Microsoft will continue to focus on the x64 architecture, and it’s new business-critical role, while we continue to support Itanium customers for the next 8 years as this transition is completed.
Once upon a time, Windows NT (the precursor to Windows Server) supported a variety of microprocessor architectures, but they have been steadily whittled down over the years. Itanium remained as long as it did because of its early promise of an industrial strength 64-bit Intel architecture. Now it mainly exists to power some Hewlett-Packard HP-UX (Unix) servers.
Intel is no longer the sole star of Microsoft Virtual Server 2005 show.
Microsoft Corp. today trotted out the second beta of Windows Server Virtual Server 2005 service pack 1 (SP1), a version that supports virtualization features on AMD and Intel processors.
Beta one of the product supported Intel virtualization from the get-go; R2 SP1 debuts support for AMD, a clear indication that customers don’t want to virtualize solely on Intel-based machines.
Michael Kanellos and Tom Krazit at CNET have the story which is aptly titled Strike Three for Intel:
AMD’s surge can be seen most strongly in the U.S. retail market, which accounts for about 9 percent of global PC shipments. In the first seven weeks of 2006, AMD’s share in desktops in that area climbed to 81.5 percent, while Intel’s has slid to 18.5 percent, Baker said. That’s almost a complete reversal of their typical relative positions.
In notebooks, Intel’s share has declined to 63 percent, even though (NPD Techworld analyst Steve) Baker and others generally agree that Intel enjoys a technological advantage in laptops.
Just to be clear, this is only sales in US retail stores which excludes direct PC vendors like market leader Dell, which is exclusively an Intel shop, but it’s still a stunner. Hit the article for some analysis, but a key factor seems to be pricing and AMD relationship building. AMD is gaining share in servers as well.

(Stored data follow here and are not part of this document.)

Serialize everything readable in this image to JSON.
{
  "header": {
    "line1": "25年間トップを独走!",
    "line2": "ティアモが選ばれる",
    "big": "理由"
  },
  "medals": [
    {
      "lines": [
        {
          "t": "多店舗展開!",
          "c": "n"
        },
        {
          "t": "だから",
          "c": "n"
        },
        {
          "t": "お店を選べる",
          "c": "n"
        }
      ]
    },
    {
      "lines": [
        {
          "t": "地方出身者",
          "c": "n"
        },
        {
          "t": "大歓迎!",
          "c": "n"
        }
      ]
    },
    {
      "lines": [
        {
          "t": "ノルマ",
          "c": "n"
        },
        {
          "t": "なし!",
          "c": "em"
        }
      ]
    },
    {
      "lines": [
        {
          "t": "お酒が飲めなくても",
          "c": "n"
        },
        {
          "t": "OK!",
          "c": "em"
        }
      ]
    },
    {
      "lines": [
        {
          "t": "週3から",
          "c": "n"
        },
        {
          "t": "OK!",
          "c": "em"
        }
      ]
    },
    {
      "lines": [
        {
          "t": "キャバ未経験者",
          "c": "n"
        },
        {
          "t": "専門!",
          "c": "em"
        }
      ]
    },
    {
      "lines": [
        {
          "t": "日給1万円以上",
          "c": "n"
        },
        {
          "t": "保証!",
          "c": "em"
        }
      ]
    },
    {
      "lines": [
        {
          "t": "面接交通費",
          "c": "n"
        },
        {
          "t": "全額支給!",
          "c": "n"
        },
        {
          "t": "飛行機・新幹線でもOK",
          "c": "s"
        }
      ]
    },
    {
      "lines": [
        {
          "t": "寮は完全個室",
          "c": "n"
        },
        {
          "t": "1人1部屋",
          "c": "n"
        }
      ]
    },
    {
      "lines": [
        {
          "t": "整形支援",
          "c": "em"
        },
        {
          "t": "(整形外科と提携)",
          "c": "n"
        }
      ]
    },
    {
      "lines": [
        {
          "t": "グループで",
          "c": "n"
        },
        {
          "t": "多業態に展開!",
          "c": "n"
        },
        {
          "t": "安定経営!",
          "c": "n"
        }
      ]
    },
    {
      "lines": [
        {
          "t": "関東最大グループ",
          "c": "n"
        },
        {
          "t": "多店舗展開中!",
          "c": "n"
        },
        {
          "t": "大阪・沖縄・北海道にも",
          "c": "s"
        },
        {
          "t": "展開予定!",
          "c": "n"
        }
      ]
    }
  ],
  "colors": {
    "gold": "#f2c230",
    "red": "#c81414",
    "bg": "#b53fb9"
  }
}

It likely makes little difference to Microsoft whether Intel or AMD is leading, although it undoubtedly gives them more leverage in their dealings with Intel. There’s one area though where all three are getting hit and that’s 64-bit:
It looks like the world isn’t clamoring for 64-bit desktops just yet.
Nearly two and a half years have passed since 64-bit processors started going into PCs. But the software to take full advantage of these chips remains scarce, and customers aren’t buying much of what’s out there.
The dearth can be seen in a lot of ways. Microsoft released a 64-bit version of Windows for desktops last May, but has sold few copies, according to analysts.
Instead, most PC makers and software developers will wait until Vista, the next version of Windows
“There is just not enough driver support for 64-bit Windows,” said Rahul Sood, president of VoodooPC. “We don’t offer it. We are waiting for Vista.”
The slow emergence of a 64-bit ecosystem also means that those consumers who bought 64-bit systems in the past few years to “future proof” themselves against a software conversion really didn’t. By the time Vista comes out, those early 64-bit computers will be 3 years old, closing in on the typical four-year replacement cycle.
There’s more analysis in the article, but lack of driver support is always the kiss of death. If the drivers were there, you could make a case for running 32-bit apps on the 64-bit operating system in compatibility mode. Instead, most folks are running the 64-bit processor in 32-bit legacy mode.